Presented: AcademyHealth Annual Research Meeting, June 2015

Research Objective: To assess the association between physician Medicaid fee generosity for primary care services and access to board certified primary care internists of varies skill levels.

Study Design: The physician sample included board certified internal medicine physicians about 10 years past their residency who reported a majority of time in primary care and were employed in group or solo office-based practice. These practice types may be particularly responsive to fee changes because of how they are generally compensated. The skill measures were residency evaluation ratings and initial board certifying examination performance. Share of patients Medicaid insured, practice location and other practice characteristics were based on surveys completed by nearly all internists as part of their ten-year Maintenance of Certification (MOC) requirement ( 85% response rate). The access measure was share Medicaid insured. The primary care fee measure was from 2008 and 2012 surveys of state Medicaid physician fees published by Kaiser. These fees were divided by the Medicare equivalent applicable to each state to account for regional difference in costs. County level socio-demographic measures were drawn from the Area Health Resource File (AHRF).

Applying a two-part state fixed effects model (having any Medicaid insured, conditional on any, the share Medicaid insured), the relationship estimated was between share Medicaid insured, the fee measure, and two physician skill indicators (i.e., top residency evaluation [score 9/9]; top quartile examination score). To measure the differential association between fees and share Medicaid insured across skill levels, the model included an interaction between a skill indicator and the fee measure. State indicator variables were applied to account for state characteristics that may be correlated with our fee measures but are constant over time, a 2008 indicator to account for factors that vary over time, and county-level Medicaid demand measures (Medicaid share eligible for 2008 and other socio-demographic measures from 2008 and 2012). State-level robust cluster adjustment was used to account for correlated errors.

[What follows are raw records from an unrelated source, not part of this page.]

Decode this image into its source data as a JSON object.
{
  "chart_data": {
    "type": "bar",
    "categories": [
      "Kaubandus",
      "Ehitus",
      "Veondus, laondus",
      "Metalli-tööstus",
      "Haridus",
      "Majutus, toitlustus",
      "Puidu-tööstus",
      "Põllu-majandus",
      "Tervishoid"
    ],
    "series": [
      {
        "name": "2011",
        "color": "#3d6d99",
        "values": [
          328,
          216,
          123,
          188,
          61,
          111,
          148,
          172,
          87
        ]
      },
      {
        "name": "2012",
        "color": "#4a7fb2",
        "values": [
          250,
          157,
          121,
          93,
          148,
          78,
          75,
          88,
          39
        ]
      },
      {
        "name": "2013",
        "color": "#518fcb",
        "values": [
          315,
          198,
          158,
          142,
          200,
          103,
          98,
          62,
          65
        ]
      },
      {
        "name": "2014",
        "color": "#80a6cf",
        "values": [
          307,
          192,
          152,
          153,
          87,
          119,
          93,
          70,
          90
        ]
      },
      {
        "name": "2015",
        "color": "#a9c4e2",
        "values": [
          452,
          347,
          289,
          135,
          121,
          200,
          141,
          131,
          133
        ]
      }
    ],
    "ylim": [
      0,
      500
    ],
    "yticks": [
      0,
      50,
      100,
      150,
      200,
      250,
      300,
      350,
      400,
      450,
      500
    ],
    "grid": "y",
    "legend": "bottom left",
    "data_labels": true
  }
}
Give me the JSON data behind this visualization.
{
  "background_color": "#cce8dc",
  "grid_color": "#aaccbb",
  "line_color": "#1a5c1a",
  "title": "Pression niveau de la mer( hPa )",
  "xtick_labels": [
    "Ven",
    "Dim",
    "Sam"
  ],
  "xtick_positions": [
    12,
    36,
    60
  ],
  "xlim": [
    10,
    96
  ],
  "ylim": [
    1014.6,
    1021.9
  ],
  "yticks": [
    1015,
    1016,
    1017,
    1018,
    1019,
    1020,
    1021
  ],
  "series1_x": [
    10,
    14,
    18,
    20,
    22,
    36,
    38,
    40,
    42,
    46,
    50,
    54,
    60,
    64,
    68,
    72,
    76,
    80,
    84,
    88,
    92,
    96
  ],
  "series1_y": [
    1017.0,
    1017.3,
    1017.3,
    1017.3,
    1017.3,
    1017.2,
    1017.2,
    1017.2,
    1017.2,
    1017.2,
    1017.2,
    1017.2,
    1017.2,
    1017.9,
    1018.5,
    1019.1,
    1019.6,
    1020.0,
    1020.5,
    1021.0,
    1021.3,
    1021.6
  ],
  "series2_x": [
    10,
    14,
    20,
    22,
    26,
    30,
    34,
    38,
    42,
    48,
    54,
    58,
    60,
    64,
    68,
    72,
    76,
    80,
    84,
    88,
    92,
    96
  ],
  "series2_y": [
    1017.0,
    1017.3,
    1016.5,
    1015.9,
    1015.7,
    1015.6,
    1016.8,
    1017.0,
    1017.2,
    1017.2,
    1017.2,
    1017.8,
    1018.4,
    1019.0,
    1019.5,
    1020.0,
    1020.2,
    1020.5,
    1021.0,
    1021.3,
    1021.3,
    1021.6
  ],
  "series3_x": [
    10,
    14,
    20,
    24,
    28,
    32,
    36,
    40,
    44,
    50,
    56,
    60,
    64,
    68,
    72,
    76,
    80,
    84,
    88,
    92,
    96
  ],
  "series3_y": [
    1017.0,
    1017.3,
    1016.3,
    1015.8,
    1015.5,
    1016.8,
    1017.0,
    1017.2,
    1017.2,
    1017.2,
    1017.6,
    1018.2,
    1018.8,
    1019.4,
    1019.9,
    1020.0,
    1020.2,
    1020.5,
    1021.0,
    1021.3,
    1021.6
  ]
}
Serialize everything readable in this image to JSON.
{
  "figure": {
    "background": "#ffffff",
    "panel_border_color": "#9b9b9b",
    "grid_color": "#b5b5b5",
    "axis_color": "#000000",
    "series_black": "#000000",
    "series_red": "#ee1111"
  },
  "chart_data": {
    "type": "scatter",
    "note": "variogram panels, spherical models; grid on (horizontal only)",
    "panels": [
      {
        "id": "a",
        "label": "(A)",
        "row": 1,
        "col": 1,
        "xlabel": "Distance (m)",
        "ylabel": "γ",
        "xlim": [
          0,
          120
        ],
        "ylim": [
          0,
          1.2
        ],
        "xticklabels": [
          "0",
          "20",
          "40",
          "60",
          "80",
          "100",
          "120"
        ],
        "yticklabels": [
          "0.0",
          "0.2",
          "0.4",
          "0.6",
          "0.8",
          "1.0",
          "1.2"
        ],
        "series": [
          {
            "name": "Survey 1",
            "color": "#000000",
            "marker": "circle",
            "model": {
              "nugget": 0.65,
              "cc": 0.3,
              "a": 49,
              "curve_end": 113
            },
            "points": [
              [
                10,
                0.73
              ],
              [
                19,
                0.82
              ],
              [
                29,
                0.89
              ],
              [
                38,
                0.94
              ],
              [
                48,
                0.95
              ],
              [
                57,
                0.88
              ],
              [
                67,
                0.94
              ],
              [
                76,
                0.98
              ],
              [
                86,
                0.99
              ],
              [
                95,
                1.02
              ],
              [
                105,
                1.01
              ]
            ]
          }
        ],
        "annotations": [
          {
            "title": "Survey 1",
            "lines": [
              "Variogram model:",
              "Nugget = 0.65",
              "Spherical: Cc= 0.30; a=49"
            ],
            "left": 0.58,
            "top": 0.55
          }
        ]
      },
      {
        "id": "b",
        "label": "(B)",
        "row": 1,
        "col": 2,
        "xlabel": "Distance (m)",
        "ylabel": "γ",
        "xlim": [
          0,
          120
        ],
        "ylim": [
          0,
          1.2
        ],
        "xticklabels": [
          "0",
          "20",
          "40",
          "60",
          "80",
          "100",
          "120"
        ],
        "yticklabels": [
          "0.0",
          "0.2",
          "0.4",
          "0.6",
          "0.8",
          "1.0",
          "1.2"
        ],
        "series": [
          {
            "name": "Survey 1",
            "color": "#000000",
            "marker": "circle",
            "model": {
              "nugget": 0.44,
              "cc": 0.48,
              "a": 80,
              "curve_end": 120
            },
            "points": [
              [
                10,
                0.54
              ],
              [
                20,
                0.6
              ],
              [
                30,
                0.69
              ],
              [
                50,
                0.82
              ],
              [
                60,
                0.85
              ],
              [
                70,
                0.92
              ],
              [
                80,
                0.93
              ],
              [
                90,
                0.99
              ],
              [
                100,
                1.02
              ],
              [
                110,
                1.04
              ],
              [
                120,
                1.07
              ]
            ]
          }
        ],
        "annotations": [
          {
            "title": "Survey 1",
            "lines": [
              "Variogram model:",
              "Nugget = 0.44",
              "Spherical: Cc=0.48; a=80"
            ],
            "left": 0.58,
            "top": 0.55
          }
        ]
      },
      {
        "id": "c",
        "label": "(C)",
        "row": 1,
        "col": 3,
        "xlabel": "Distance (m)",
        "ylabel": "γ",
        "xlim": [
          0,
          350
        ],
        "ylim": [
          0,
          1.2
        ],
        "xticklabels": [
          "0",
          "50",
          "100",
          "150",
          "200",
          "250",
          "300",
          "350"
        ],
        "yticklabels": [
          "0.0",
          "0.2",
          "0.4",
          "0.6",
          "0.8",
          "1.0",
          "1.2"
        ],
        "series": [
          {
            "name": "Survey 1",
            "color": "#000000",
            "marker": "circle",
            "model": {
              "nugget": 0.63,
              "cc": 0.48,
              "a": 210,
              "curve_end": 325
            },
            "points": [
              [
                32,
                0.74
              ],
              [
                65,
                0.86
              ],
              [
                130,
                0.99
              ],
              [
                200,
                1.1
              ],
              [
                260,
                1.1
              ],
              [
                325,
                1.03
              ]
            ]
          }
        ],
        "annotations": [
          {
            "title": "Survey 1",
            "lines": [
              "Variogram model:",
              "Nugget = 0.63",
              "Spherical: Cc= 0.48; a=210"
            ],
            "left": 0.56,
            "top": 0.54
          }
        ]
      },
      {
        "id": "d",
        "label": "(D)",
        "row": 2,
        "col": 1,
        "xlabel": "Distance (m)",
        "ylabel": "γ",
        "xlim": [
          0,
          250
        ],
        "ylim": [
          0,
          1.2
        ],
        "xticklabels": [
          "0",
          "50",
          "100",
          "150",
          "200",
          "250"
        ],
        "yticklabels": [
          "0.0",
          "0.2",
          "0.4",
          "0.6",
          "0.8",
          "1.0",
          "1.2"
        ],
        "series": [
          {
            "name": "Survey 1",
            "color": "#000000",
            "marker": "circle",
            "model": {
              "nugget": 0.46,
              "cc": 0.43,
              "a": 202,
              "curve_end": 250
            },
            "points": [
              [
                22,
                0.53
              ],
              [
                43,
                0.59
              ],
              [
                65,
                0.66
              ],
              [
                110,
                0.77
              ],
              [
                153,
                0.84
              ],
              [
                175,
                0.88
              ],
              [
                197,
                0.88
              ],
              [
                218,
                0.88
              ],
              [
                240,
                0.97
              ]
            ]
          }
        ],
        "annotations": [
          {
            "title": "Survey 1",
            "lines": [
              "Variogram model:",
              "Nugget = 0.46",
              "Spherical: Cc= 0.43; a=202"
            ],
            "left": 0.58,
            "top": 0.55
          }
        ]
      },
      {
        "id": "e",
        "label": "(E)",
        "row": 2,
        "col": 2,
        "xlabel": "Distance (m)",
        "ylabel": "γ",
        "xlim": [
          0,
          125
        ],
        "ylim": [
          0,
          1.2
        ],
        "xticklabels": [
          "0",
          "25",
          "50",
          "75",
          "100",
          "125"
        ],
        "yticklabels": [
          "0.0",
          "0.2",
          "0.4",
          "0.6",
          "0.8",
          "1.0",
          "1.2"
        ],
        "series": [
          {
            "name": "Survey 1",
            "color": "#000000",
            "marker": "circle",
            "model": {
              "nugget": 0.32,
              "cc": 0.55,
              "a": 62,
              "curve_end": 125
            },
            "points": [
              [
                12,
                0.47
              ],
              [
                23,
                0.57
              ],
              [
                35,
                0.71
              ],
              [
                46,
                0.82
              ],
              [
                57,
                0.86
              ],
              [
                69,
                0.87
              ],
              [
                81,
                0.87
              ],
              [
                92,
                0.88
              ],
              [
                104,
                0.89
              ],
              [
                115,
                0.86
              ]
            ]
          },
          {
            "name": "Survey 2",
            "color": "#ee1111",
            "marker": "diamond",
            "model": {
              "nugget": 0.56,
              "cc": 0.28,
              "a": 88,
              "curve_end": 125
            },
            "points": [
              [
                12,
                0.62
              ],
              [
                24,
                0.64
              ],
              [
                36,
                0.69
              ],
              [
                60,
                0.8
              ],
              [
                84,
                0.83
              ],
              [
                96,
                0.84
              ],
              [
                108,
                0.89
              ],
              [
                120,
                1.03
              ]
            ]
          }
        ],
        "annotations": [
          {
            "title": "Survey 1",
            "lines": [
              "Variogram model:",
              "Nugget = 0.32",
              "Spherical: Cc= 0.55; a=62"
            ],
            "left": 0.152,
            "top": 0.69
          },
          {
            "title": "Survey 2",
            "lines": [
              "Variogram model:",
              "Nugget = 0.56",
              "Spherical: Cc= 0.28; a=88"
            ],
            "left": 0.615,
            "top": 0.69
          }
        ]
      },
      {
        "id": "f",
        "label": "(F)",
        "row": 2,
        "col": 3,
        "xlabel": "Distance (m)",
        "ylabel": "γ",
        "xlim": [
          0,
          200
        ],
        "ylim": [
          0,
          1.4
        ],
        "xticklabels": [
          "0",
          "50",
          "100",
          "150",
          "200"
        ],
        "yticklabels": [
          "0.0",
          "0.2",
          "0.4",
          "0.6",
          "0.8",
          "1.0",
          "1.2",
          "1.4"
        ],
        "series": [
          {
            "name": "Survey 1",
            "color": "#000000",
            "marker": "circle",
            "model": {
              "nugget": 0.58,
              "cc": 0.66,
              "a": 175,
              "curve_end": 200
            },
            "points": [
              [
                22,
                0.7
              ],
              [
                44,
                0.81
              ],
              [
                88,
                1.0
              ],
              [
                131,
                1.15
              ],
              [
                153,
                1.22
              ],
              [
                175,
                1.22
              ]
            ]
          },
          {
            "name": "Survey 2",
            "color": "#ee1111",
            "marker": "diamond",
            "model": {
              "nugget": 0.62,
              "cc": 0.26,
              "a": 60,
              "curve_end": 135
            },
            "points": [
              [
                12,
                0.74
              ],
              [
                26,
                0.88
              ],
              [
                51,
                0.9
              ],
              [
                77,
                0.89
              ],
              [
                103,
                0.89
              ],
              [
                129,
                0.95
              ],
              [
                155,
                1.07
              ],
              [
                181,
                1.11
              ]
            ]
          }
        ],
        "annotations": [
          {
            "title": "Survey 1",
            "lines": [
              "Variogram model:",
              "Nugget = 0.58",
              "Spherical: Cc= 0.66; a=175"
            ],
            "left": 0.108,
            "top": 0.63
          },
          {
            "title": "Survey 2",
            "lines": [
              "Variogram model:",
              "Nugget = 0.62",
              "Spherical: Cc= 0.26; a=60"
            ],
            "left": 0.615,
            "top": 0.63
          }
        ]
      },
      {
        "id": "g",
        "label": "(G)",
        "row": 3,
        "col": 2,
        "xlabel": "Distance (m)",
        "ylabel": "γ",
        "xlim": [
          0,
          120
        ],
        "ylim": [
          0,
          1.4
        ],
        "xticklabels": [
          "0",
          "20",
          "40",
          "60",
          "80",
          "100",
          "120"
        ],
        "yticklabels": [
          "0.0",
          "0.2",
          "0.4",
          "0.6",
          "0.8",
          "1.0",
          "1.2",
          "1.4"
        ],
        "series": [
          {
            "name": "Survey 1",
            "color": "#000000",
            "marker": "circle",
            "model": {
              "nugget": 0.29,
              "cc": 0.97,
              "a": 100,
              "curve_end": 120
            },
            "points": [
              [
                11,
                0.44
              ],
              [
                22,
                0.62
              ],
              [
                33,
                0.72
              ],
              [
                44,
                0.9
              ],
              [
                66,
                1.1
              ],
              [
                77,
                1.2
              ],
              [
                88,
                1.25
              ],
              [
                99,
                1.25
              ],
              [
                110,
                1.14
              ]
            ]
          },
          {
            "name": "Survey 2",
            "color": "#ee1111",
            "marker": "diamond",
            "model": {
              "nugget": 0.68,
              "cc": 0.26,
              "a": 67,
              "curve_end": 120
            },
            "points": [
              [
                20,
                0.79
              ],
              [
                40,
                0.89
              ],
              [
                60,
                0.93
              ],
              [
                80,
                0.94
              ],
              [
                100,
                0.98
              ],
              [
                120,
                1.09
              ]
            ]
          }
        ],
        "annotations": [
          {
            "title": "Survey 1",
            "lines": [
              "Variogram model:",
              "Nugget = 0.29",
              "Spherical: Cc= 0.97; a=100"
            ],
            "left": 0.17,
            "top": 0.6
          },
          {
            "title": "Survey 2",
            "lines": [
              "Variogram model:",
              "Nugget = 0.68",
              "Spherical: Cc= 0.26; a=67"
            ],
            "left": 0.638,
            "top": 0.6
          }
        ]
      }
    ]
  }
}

Population Studied: Mid-career primary care office based internists.

Principal Findings: On average, physicians reported that 8% of their patients had Medicaid. An increase in the primary care Medicaid/Medicare fee ratio (mean=.60) of 25 percentage points over time was associated with a 1.4 percentage point (P=.043) increase in the share of Medicaid insured in a physician’s practice (18% increase). The skill-fee interaction term coefficients indicated that this association was 2.1 percentage points larger for physicians with top residency evaluations than poorer evaluations, and 1.1 percentage point larger for physicians whose initial certification examination score was in the top quartile than those in a lower quartile (Ps<.05). These figures represent 26% and 14% of the share of patients with Medicaid insurance respectively.

Conclusions: Increased Medicaid primary care fees were associated with more access to our sample of overall high quality primary care physicians (all maintaining board certification) and this association was significantly larger among the highest skilled physicians in this group.

Implications for Policy or Practice: Medicaid physician fees matter. A policy maker whose aim it is to increase access for underserved populations to high skilled physicians should consider fees as an important policy tool.